9. Self-Improvement

Most AI systems stay exactly as good (or bad) as the day you configured them. Sutra is different. The Evolve Engine continuously analyzes your platform's health, identifies issues, monitors the competitive landscape, and generates actionable improvement suggestions — so your autonomous organization keeps getting better without constant manual investigation.

The Evolve Engine

The Evolve page (/evolve) provides complete visibility into Sutra's self-analysis and improvement suggestions.

Placeholder: Evolve Dashboard

1. Daily Platform Analysis

Every day at 6 AM (configurable), the Evolve Engine runs an automated analysis of your entire platform: - Platform Stats: Total agent count, active agents, total invocations, and overall system health. - Error Patterns: Per-agent error rates, common failure modes, and recurring issues. - Agent Performance: Invocation counts, average latency, and error rates for each agent. - System-Level Errors: Route failures, startup issues, and infrastructure problems.

The engine feeds all of this data into an LLM-driven analysis that generates specific, actionable improvement suggestions. Each suggestion includes a title, description, priority level, evidence from the analysis, and a recommended action type.

2. Competitor Monitoring

Every Monday at 9 AM (configurable), the Evolve Engine monitors competitor open-source repositories — including crewAI, AutoGen, LangGraph, and Dify — for new releases and feature announcements.

  • Release Tracking: Detects new versions and release notes from competitor GitHub repositories.
  • Gap Analysis: Generates suggestions when competitors ship features that Sutra doesn't yet offer, helping you stay competitive.

3. Suggestion Lifecycle

Each suggestion follows a structured lifecycle with human oversight: - Proposed: The engine generates a suggestion based on its analysis. - Pending Approval: The suggestion is submitted for human review via the approval queue. - Approved: A human operator confirms the suggestion is worth pursuing. - In Progress: The suggestion is being implemented (as a Forge request, task, or goal). - Completed: The improvement has been implemented and verified.

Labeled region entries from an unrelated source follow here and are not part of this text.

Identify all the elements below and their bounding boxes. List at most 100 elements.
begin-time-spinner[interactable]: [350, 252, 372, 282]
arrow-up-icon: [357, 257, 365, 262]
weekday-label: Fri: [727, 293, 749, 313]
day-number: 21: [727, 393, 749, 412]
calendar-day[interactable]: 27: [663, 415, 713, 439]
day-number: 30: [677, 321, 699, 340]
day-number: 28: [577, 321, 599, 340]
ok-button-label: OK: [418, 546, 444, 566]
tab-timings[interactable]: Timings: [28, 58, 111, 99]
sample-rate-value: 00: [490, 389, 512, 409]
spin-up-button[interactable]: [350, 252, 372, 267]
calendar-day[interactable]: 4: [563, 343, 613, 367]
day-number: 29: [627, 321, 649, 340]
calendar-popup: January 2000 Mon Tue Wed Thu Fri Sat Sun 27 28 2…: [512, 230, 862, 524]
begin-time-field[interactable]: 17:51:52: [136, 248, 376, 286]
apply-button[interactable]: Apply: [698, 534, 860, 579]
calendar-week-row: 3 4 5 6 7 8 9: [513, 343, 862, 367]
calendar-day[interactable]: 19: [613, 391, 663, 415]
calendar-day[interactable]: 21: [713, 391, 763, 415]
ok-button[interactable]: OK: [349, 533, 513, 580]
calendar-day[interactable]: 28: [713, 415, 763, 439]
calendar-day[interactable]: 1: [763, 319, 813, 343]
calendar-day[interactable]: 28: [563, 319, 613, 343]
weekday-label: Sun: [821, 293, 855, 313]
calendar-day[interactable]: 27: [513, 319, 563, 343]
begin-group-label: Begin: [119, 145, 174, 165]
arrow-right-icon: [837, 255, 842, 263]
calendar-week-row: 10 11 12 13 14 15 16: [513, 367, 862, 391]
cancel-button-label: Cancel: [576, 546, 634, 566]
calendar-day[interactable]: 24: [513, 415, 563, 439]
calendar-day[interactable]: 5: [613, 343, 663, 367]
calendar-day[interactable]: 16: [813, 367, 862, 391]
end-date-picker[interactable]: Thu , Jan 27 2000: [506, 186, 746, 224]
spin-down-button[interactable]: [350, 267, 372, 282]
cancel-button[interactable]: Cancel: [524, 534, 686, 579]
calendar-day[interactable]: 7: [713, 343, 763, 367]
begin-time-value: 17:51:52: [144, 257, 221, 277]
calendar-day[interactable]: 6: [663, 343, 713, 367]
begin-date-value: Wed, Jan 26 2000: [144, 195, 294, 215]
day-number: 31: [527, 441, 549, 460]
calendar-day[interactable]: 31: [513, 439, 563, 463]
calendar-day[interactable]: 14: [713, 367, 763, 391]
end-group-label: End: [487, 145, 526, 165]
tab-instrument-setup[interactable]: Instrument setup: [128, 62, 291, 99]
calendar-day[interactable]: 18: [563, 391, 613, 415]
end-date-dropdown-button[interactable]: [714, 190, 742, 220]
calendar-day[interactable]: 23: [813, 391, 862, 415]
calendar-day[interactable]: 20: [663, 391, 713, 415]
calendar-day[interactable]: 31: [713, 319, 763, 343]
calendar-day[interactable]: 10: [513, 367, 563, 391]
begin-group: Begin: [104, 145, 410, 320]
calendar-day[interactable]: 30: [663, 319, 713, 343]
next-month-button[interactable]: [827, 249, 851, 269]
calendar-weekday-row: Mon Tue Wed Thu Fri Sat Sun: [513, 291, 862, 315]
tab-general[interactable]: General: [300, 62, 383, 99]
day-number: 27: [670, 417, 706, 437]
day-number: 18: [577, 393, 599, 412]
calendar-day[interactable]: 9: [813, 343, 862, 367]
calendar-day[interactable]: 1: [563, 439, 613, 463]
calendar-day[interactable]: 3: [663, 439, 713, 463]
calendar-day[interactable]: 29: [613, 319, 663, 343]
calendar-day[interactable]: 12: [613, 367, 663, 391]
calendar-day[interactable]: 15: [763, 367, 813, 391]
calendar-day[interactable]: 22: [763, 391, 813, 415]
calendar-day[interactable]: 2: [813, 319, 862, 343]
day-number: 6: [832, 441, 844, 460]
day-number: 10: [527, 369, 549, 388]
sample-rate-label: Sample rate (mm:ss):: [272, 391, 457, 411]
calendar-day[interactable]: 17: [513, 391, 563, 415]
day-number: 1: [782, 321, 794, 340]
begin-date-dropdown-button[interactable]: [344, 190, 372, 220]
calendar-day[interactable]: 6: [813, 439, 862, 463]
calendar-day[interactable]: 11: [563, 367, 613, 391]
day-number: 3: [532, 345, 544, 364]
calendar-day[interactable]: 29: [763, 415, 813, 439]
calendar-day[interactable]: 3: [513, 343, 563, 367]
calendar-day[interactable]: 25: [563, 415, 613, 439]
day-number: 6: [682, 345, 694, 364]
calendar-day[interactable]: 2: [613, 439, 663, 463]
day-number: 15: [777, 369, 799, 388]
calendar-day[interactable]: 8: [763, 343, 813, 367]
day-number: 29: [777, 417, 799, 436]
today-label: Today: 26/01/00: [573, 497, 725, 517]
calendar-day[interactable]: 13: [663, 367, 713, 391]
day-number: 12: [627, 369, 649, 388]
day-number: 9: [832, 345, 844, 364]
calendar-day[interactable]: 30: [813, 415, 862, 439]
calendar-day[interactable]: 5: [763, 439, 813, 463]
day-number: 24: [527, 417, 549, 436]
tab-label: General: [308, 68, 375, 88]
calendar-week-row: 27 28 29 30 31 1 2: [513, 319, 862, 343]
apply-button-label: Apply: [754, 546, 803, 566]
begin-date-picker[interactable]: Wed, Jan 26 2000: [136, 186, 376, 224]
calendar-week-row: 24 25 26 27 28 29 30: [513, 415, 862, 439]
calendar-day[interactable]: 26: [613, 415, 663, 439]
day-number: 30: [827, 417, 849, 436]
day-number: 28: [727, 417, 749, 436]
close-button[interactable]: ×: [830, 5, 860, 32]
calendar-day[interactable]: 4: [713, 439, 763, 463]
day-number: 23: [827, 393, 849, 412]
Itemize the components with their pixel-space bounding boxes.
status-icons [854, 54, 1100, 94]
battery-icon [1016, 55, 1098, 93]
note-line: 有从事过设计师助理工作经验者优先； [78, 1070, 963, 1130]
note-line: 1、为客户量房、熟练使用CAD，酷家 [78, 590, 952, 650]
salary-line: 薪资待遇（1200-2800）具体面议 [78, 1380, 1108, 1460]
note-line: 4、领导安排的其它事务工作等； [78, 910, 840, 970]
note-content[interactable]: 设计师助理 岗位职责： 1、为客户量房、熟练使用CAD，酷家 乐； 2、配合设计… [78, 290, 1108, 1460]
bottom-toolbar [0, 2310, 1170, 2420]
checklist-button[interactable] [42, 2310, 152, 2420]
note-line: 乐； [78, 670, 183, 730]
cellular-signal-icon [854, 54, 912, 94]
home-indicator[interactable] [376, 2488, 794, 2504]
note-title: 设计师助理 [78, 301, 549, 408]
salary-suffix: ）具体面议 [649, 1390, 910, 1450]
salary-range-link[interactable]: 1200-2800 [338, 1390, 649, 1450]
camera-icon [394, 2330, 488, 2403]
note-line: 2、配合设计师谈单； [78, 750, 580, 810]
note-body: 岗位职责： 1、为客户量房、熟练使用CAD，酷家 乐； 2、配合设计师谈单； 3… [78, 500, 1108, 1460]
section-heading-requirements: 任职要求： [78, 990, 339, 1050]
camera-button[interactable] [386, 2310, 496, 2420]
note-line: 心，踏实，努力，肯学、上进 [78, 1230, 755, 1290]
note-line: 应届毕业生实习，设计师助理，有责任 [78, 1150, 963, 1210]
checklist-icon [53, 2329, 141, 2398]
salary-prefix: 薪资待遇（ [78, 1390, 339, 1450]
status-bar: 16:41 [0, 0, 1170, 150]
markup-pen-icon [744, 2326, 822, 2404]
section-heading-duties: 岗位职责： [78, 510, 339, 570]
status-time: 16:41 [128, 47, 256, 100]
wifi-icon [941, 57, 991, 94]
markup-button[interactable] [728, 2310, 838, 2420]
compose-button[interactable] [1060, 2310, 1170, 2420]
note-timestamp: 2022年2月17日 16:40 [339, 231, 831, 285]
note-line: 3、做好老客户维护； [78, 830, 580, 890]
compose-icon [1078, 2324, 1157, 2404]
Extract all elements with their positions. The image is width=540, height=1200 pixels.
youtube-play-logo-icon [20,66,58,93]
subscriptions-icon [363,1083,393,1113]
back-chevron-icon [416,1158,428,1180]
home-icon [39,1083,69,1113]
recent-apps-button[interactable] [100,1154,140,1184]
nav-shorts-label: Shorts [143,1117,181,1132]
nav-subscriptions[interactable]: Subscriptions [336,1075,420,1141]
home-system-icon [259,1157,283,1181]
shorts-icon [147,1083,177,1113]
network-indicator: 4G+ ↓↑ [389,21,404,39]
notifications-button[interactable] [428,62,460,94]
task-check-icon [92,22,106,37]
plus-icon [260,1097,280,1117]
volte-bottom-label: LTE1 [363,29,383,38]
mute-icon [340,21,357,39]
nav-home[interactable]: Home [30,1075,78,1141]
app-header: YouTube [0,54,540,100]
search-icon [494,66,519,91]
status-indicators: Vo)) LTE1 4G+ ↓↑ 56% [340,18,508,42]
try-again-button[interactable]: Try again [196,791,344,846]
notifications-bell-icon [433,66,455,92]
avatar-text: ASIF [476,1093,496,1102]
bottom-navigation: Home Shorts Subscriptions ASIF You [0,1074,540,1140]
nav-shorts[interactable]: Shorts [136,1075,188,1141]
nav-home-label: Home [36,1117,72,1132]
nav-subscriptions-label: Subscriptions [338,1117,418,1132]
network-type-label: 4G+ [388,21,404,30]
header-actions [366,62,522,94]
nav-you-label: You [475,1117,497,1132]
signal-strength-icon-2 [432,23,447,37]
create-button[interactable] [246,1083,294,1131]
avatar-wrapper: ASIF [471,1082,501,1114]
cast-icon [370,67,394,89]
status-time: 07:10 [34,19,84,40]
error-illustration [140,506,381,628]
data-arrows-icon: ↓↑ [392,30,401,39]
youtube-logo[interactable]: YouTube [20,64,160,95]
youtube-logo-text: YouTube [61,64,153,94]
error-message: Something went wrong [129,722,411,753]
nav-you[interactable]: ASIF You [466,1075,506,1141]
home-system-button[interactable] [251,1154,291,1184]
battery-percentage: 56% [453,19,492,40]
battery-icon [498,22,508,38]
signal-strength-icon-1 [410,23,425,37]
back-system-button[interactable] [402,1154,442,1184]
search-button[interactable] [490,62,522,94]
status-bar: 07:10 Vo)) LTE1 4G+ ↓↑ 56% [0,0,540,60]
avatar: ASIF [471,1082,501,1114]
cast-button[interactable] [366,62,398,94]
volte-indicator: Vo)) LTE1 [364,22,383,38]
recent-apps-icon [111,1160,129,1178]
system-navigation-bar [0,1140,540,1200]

Suggestions are categorized by type — platform health, error pattern, performance, competitor gap, or feature idea — and prioritized as low, medium, high, or critical. The Evolve dashboard lets you filter, review, approve, or dismiss suggestions, giving you full control over which improvements get implemented.

Getting Started: The Evolve Engine starts generating useful suggestions as soon as your agents have some execution history. Let your agents run for a few days to build up enough data, then check the Evolve dashboard for the first round of insights. The most immediately actionable suggestions are usually in the "error pattern" and "platform health" categories.

By leveraging the Evolve Engine, your autonomous organization continuously identifies its own weaknesses and proposes fixes — much like a dedicated operations team running daily health checks.

Manual Optimization

The Evolve Engine handles automated analysis, but you can also improve agents manually at any time. The Conversations log in the Monitoring dashboard is your best friend here — review agent responses, spot patterns in mistakes, and update system prompts accordingly.

Common manual optimizations include:

  • Adding edge-case rules: "When the user asks about pricing, always check the latest pricing document before responding — never rely on training data."
  • Tightening output format: "Always respond with a structured JSON object containing 'summary', 'action_items', and 'next_steps' fields."
  • Improving tool usage: "Before answering any technical question, search the knowledge base first. Only use your own knowledge if the search returns no relevant results."

Manual changes and Evolve Engine analysis work together. When you update an agent's configuration, the Evolve Engine's next daily analysis will use the updated state as its baseline, tracking whether the change improved performance metrics.